Болтушка-младшая привязала свою собаку к забору, чтобы было удобнее жестикулировать. Она владела информацией из нескольких источников, как надежных, так и супернадежных, и была лично знакома едва ли не с каждым из четырех или пяти сотен слушателей вчерашнего концерта. С большинством из них она даже состояла в родстве.
– Тем, кто не был в тот день на концерте, остается только благодарить Бога!
– А что, собственно, случилось?
– Один спрыгнул сверху на другого, и началось!
«Так, теперь надо слушать внимательнее», – насторожилась Урзель.
– Тони Харригль – ну, ты знаешь, член совета общины – был главной мишенью нападения. Доигрался со своими ксенофобскими лозунгами: «Бавария – баварцам», – вот такой абсурд. И против мусульман он что-то квакал, нет, ты только представь, в наше-то время! И русские ему тоже не угодили!
– Что-что? Харригль теперь уже против русских?

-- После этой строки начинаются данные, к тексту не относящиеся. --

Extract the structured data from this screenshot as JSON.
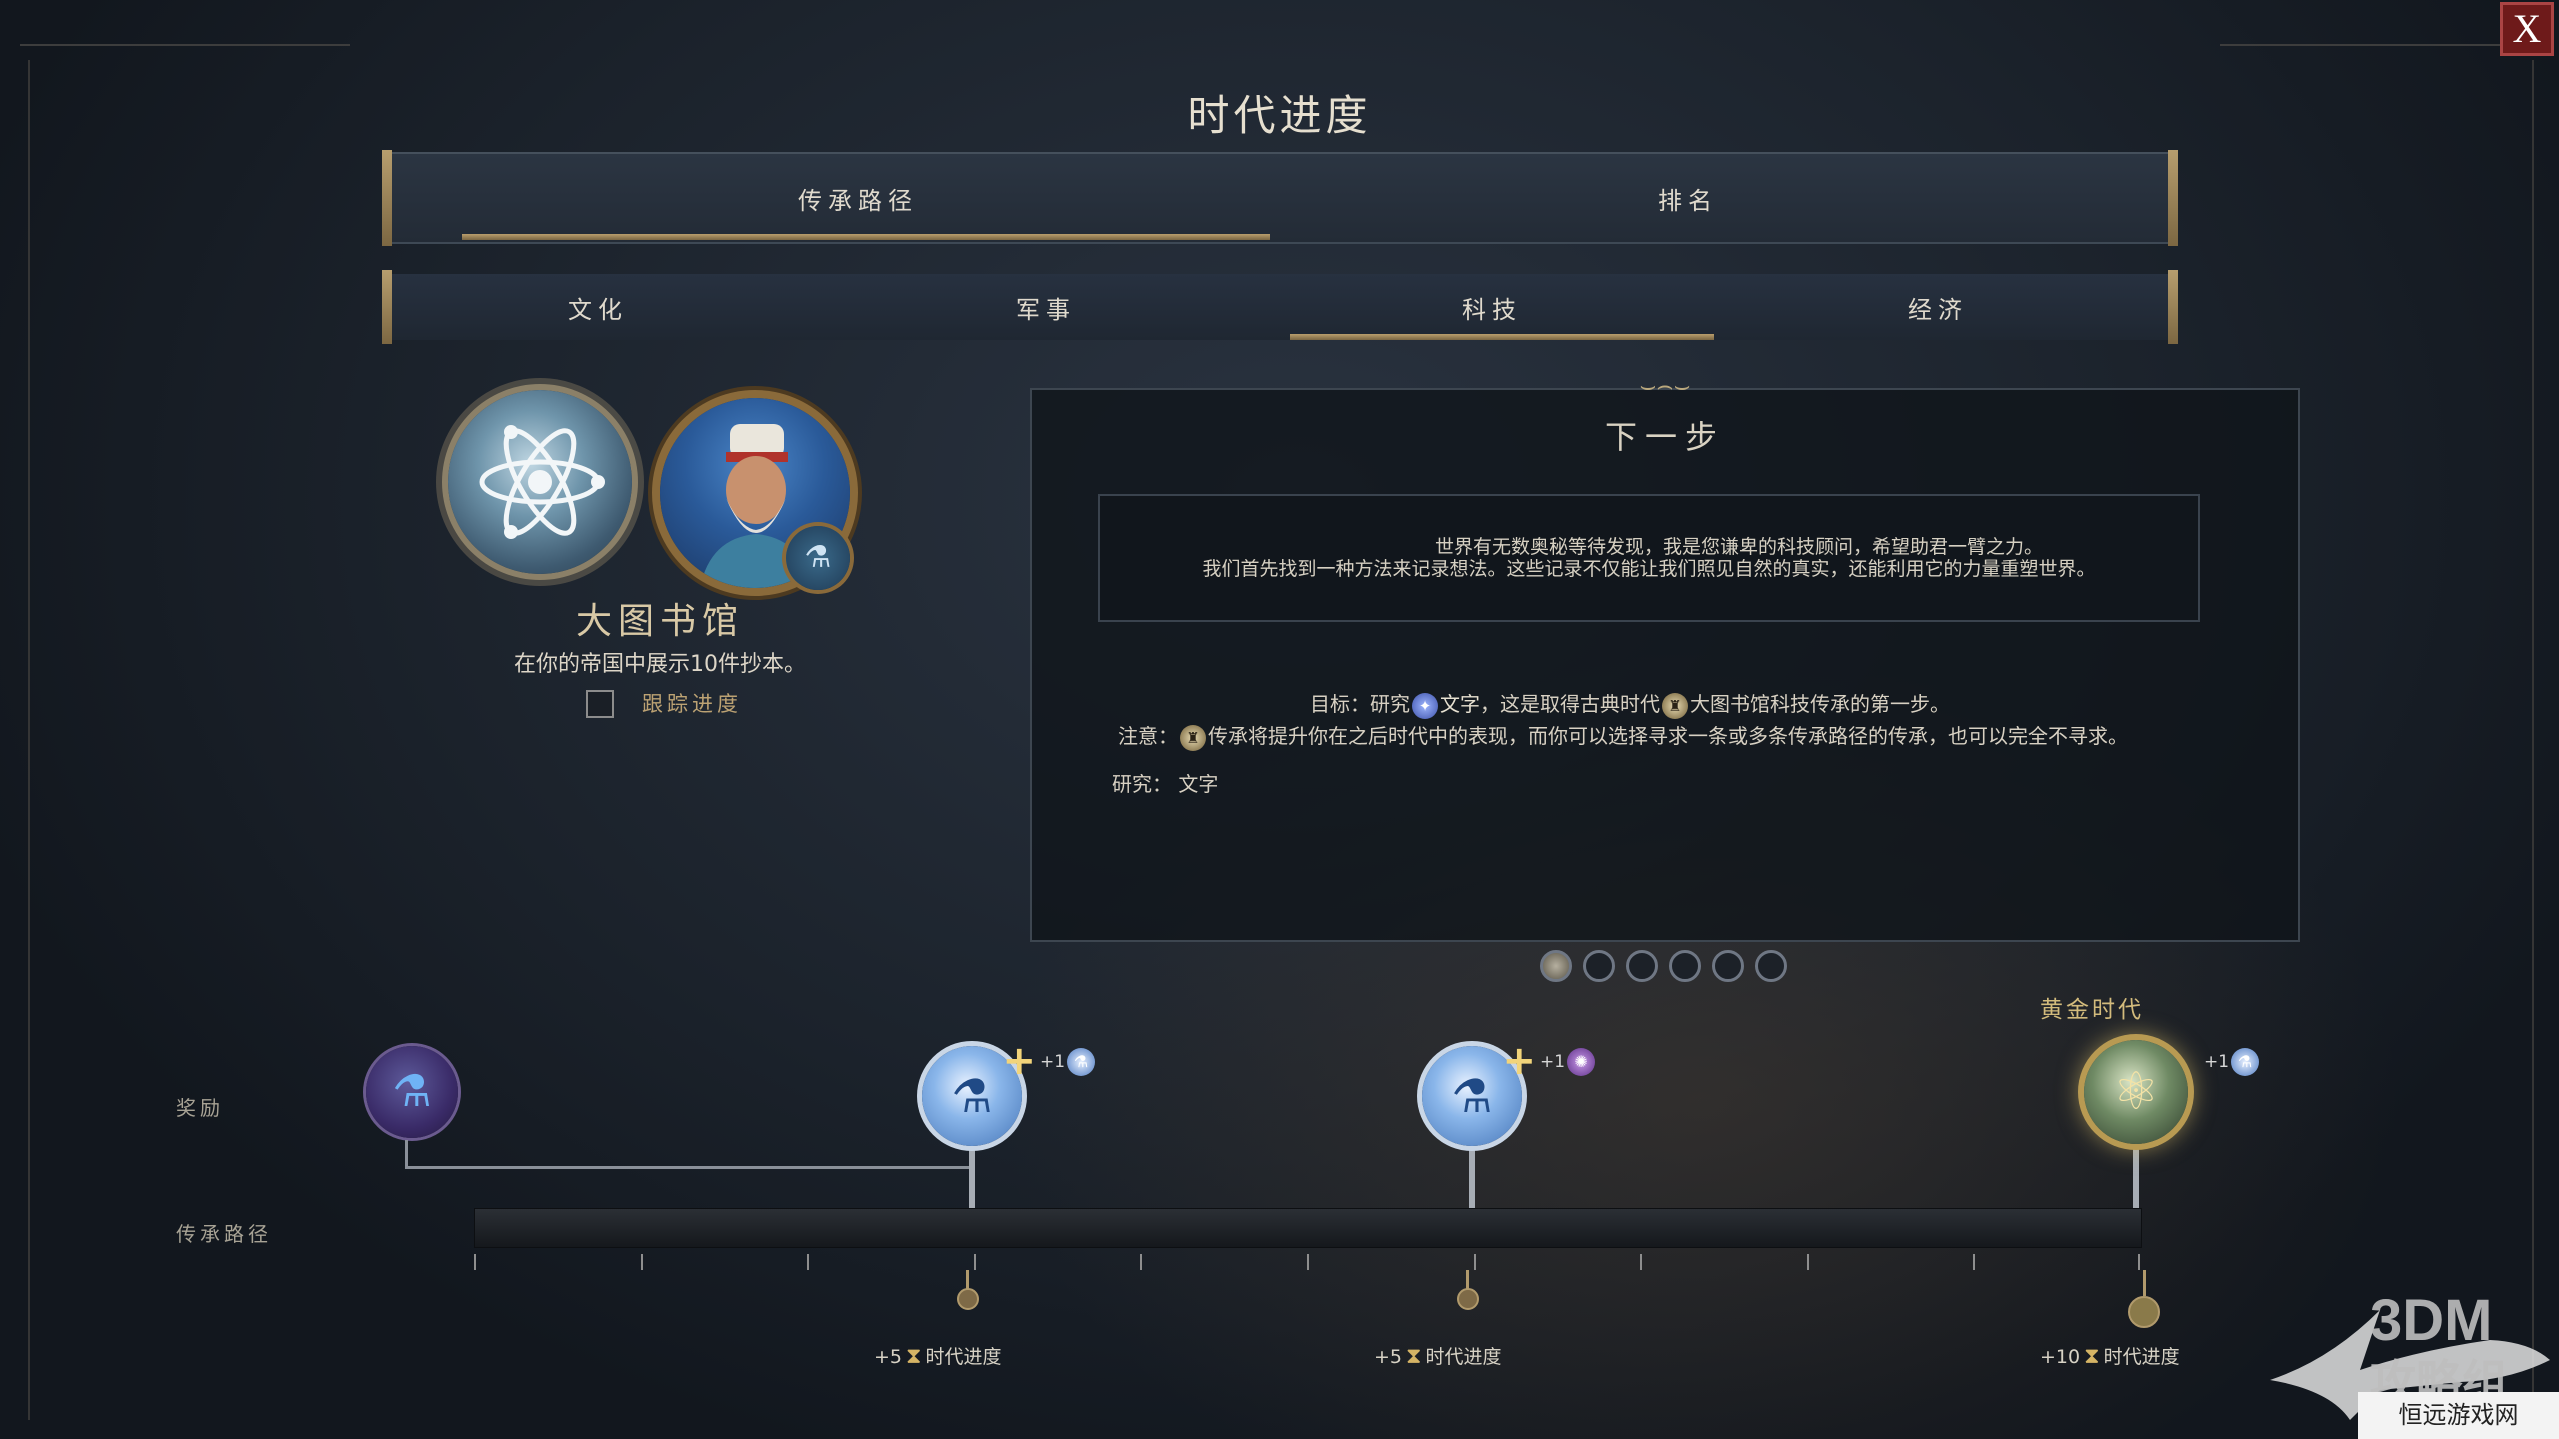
{
  "window": {
    "title": "时代进度",
    "close_label": "X"
  },
  "main_tabs": [
    {
      "label": "传承路径",
      "active": true
    },
    {
      "label": "排名",
      "active": false
    }
  ],
  "sub_tabs": [
    {
      "label": "文化",
      "active": false
    },
    {
      "label": "军事",
      "active": false
    },
    {
      "label": "科技",
      "active": true
    },
    {
      "label": "经济",
      "active": false
    }
  ],
  "legacy": {
    "emblem_icon": "science-atom-emblem-icon",
    "advisor_icon": "advisor-portrait",
    "badge_icon": "flask-icon",
    "name": "大图书馆",
    "description": "在你的帝国中展示10件抄本。",
    "track_label": "跟踪进度",
    "track_checked": false
  },
  "next_step": {
    "title": "下一步",
    "quote_line1": "世界有无数奥秘等待发现，我是您谦卑的科技顾问，希望助君一臂之力。",
    "quote_line2": "我们首先找到一种方法来记录想法。这些记录不仅能让我们照见自然的真实，还能利用它的力量重塑世界。",
    "goal_prefix": "目标：研究",
    "goal_tech": "文字",
    "goal_mid": "，这是取得古典时代",
    "goal_wonder": "大图书馆科技传承的第一步。",
    "note_prefix": "注意：",
    "note_text": "传承将提升你在之后时代中的表现，而你可以选择寻求一条或多条传承路径的传承，也可以完全不寻求。",
    "research_label": "研究：",
    "research_value": "文字",
    "pages": 6,
    "current_page": 1
  },
  "rewards": {
    "label": "奖励",
    "path_label": "传承路径",
    "golden_age_label": "黄金时代",
    "bonuses": [
      {
        "text": "+1",
        "icon": "science-icon"
      },
      {
        "text": "+1",
        "icon": "great-person-icon"
      },
      {
        "text": "+1",
        "icon": "science-icon"
      }
    ],
    "era_progress": [
      {
        "amount": "+5",
        "label": "时代进度"
      },
      {
        "amount": "+5",
        "label": "时代进度"
      },
      {
        "amount": "+10",
        "label": "时代进度"
      }
    ],
    "progress": 0
  },
  "watermark": {
    "brand": "3DM",
    "sub": "攻略组",
    "site": "恒远游戏网"
  },
  "colors": {
    "accent_gold": "#b99e6c",
    "science_blue": "#4575b7"
  }
}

– Да! Сначала они привозят сюда деньги, эти русские, скупают наше никому не нужное барахло, а потом какой-нибудь недоумок начинает поносить их последними словами! Ты только вообрази: Харригль идет на свое место в зале, концерт начинается, и вдруг ему на голову спрыгивает террорист-смертник из Саксонии!

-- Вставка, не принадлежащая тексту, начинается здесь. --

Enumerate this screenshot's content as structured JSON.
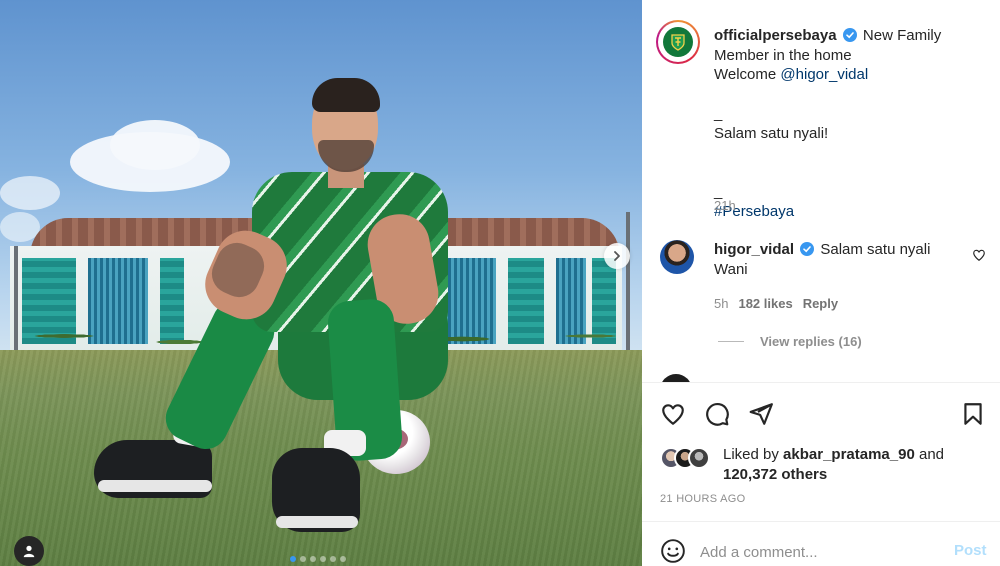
{
  "post": {
    "account": "officialpersebaya",
    "caption_lines": [
      "New Family",
      "Member in the home ",
      "Welcome "
    ],
    "caption_mention": "@higor_vidal",
    "separator_1": "_",
    "salam": "Salam satu nyali!",
    "emoji_row_1": "",
    "separator_2": "_",
    "hashtag": "#Persebaya",
    "posted_ago": "21h"
  },
  "comment": {
    "username": "higor_vidal",
    "text": "Salam satu nyali Wani",
    "emojis": "",
    "age": "5h",
    "likes": "182 likes",
    "reply_label": "Reply",
    "view_replies": "View replies (16)"
  },
  "likes": {
    "prefix": "Liked by",
    "user": "akbar_pratama_90",
    "connector": "and",
    "count": "120,372 others"
  },
  "timestamp": "21 HOURS AGO",
  "composer": {
    "placeholder": "Add a comment...",
    "post_label": "Post"
  },
  "media": {
    "slide_count": 6,
    "active_slide": 1
  },
  "colors": {
    "verified": "#3897f0",
    "link": "#00376b",
    "post_disabled": "#b2dffc",
    "club_green": "#11783a"
  },
  "icons": [
    "heart-icon",
    "comment-icon",
    "share-icon",
    "bookmark-icon",
    "emoji-icon",
    "chevron-right-icon",
    "user-tag-icon",
    "verified-icon"
  ]
}
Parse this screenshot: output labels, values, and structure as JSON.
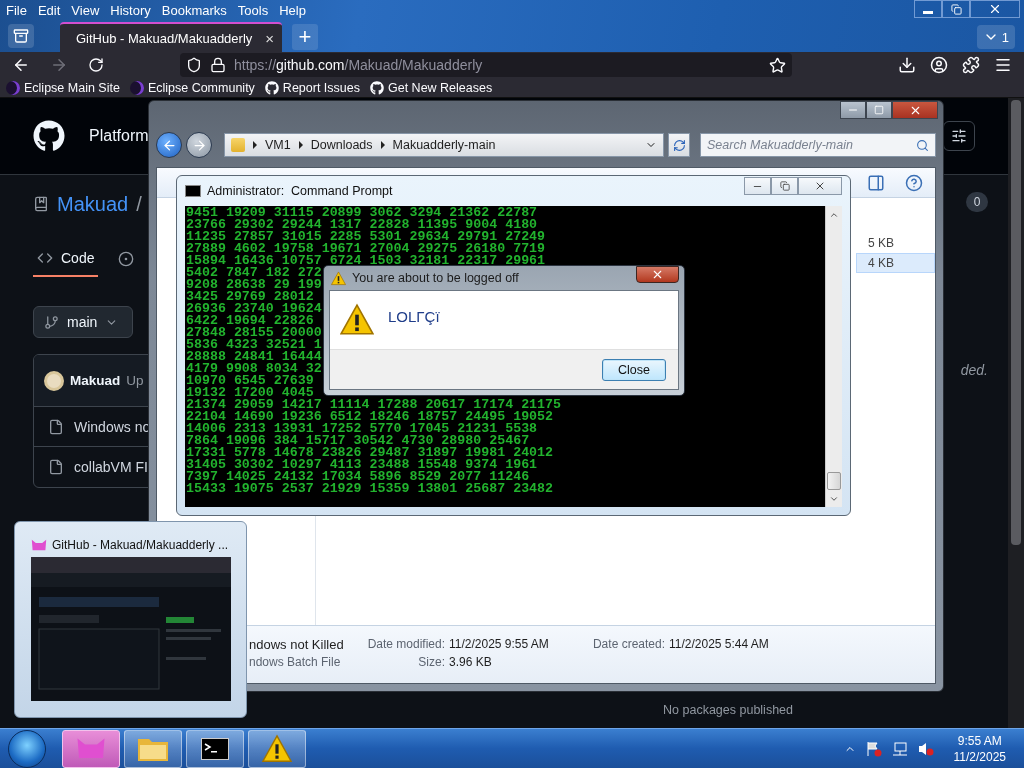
{
  "browser": {
    "menu": [
      "File",
      "Edit",
      "View",
      "History",
      "Bookmarks",
      "Tools",
      "Help"
    ],
    "tab": {
      "title": "GitHub - Makuad/Makuadderly",
      "close": "×",
      "selected": true
    },
    "new_tab": "+",
    "tab_count": "1",
    "url": {
      "scheme": "https://",
      "host": "github.com",
      "path": "/Makuad/Makuadderly"
    },
    "bookmarks": [
      {
        "label": "Eclipse Main Site",
        "kind": "eclipse"
      },
      {
        "label": "Eclipse Community",
        "kind": "eclipse"
      },
      {
        "label": "Report Issues",
        "kind": "github"
      },
      {
        "label": "Get New Releases",
        "kind": "github"
      }
    ]
  },
  "github": {
    "nav": "Platform",
    "owner": "Makuad",
    "separator": "/",
    "counter": "0",
    "repo_tabs": [
      {
        "label": "Code",
        "selected": true
      }
    ],
    "branch": "main",
    "commit_author": "Makuad",
    "commit_message": "Up",
    "files": [
      "Windows no",
      "collabVM FI"
    ],
    "about_tail": "ded.",
    "packages": "No packages published"
  },
  "explorer": {
    "path": [
      "VM1",
      "Downloads",
      "Makuadderly-main"
    ],
    "search_placeholder": "Search Makuadderly-main",
    "sizes": [
      {
        "text": "5 KB",
        "selected": false
      },
      {
        "text": "4 KB",
        "selected": true
      }
    ],
    "details": {
      "name": "ndows not Killed",
      "type": "ndows Batch File",
      "modified_label": "Date modified:",
      "modified": "11/2/2025 9:55 AM",
      "created_label": "Date created:",
      "created": "11/2/2025 5:44 AM",
      "size_label": "Size:",
      "size": "3.96 KB"
    }
  },
  "console": {
    "title": "Administrator:  Command Prompt",
    "lines": [
      "9451 19209 31115 20899 3062 3294 21362 22787",
      "23766 29302 29244 1317 22828 11395 9004 4180",
      "11235 27857 31015 2285 5301 29634 29791 27249",
      "27889 4602 19758 19671 27004 29275 26180 7719",
      "15894 16436 10757 6724 1503 32181 22317 29961",
      "5402 7847 182 272",
      "9208 28638 29 199",
      "3425 29769 28012",
      "26936 23740 19624",
      "6422 19694 22826",
      "27848 28155 20000",
      "5836 4323 32521 1",
      "28888 24841 16444",
      "4179 9908 8034 32",
      "10970 6545 27639",
      "19132 17200 4045",
      "21374 29059 14217 11114 17288 20617 17174 21175",
      "22104 14690 19236 6512 18246 18757 24495 19052",
      "14006 2313 13931 17252 5770 17045 21231 5538",
      "7864 19096 384 15717 30542 4730 28980 25467",
      "17331 5778 14678 23826 29487 31897 19981 24012",
      "31405 30302 10297 4113 23488 15548 9374 1961",
      "7397 14025 24132 17034 5896 8529 2077 11246",
      "15433 19075 2537 21929 15359 13801 25687 23482"
    ]
  },
  "dialog": {
    "title": "You are about to be logged off",
    "message": "LOLΓÇï",
    "button": "Close"
  },
  "preview": {
    "title": "GitHub - Makuad/Makuadderly ..."
  },
  "taskbar": {
    "items": [
      {
        "kind": "browser",
        "selected": true
      },
      {
        "kind": "folder",
        "selected": false
      },
      {
        "kind": "console",
        "selected": false
      },
      {
        "kind": "warning",
        "selected": false
      }
    ],
    "time": "9:55 AM",
    "date": "11/2/2025"
  }
}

– Террорист-смертник из Саксонии?..
– Надо думать, перебежчик из ГДР – как Берлинская стена пала, так сразу и сбежал, наверное. Несколько лет работал обычным капельдинером в общественном учреждении, просто уму непостижимо! Он долго дремал, этот саксонский «спящий» – заметь, саксонский! – но все-таки проснулся, чтобы нанести удар. Однако он просчитался: Харригля-то в зале не было! Политик наш не пошел на концерт, а подарил свои билеты, так что какому-то бедолаге крупно не повезло. Знаешь, в нашем городе уже никто не может чувствовать себя в безопасности!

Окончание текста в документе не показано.